Indeed, Lady H——’s singing has virtually wound up the evening. Few would care to sing after her, and now the rooms are beginning to look deserted.
‘Always a laggard, Paul,’ says his aunt, who, having bidden good-bye to her principal guests, has left the rest to her daughter. ‘But I suppose something of it must be put down to to-night.’ She smiles at Crosby, whom she has known since he was a little boy. ‘You should have been here earlier, you two; she sang even better in the beginning of the evening. It was “Allan Water,” and you know how that would suit her voice. But now that you have come so late, you must stay a little later and have supper with Josephine and me.’
She talks on to them in her cultivated yet somewhat hard voice, rising now and then to say good-bye to someone, until the rooms are quite cleared and her daughter is able to join them.
Josephine Prior comes across the polished floor of the music-room to where they are sitting in a curtained recess; she is as tall as her mother, and as fair, and a little harder. Miss Prior is undoubtedly the handsomest girl in Dublin this season (now all but over), and has been for the past two or three. Tall, distinguée and with irreproachable manners, there are very few who can outdo her.

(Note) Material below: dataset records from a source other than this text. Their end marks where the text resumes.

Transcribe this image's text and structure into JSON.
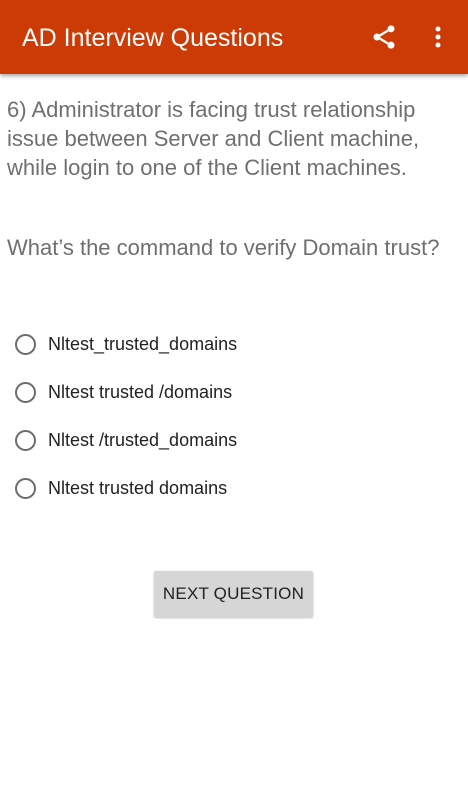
{
  "appbar": {
    "title": "AD Interview Questions",
    "share_icon": "share-icon",
    "menu_icon": "more-vert-icon",
    "color": "#cc3b05"
  },
  "question": {
    "text": "6) Administrator is facing trust relationship issue between Server and Client machine, while login to one of the Client machines.",
    "prompt": "What’s the command to verify Domain trust?"
  },
  "options": [
    {
      "label": "Nltest_trusted_domains",
      "selected": false
    },
    {
      "label": "Nltest trusted /domains",
      "selected": false
    },
    {
      "label": "Nltest /trusted_domains",
      "selected": false
    },
    {
      "label": "Nltest trusted domains",
      "selected": false
    }
  ],
  "next_button": {
    "label": "NEXT QUESTION"
  }
}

She sweeps up to them now, her pretty silken skirts falling gracefully around her, and her mother, rising, motions her into her own seat, that next to Wyndham’s, while she sinks into a chair on Crosby’s left.
It had been a settled thing with Mrs. Prior for years that Josephine, her only child, should marry Paul Wyndham, who, though only a barrister, is still a very rising one, and heir to his grand-uncle, Lord Shangarry. To know Josephine a countess! There lay all the hope, all the ambition, of Mrs. Prior’s life, and the fact that old Lord Shangarry shared her hopes about this matter naturally led to the idea that in time it must be accomplished. If Paul were to offend his uncle, then—well, then, the title would be his indeed; but the enormous income now attached to it, not being entailed, could be left as Lord Shangarry wished. Few people fly in the face of Providence where thousands a year are concerned, and Mrs. Prior depended upon Wyndham’s common-sense to secure him as a husband for her daughter. As for Wyndham, though up to this not a syllable has passed between him and Josephine to bind him to her in any way, he has of late brought himself to believe that a marriage with her, considering the stakes, is not out of the question. She is a handsome girl, too, and as a countess would look the part.
Now, as she seats herself beside him, he again acknowledges the beauty of her chiselled nose and chin. But——yes; there is a but. All at once it occurs to him that beauty is very seldom to be found in perfect features. The really artistic face has always one feature quite beyond the bounds of art. Strange that it had not occurred to him before! Still, Josephine is undoubtedly handsome.
Josephine’s voice is like her mother’s—clear and very hard. She is talking now.
‘Do you know we were down in your part of the world the other day?’ says she. ‘We were lunching with dear Lady Millbank, and then went on to your cottage. We wanted to get some flowers. You know how mean Lady Millbank is about her roses, so we decided on saying nothing to her, and trusting to your place. But when we got there’—with an elephantine attempt at playfulness—‘the cupboard was bare, at all events to us, because we could not get in.’
‘Yes, so odd!’ says Mrs. Prior. ‘We rang, and rang, and rang, but no one came for quite a long time. At last your housekeeper appeared, a most disagreeable person, my dear Paul. She was, indeed, almost rude, and said she had your orders to admit nobody.’
She looks back at Wyndham, who looks back at her with an immovable countenance.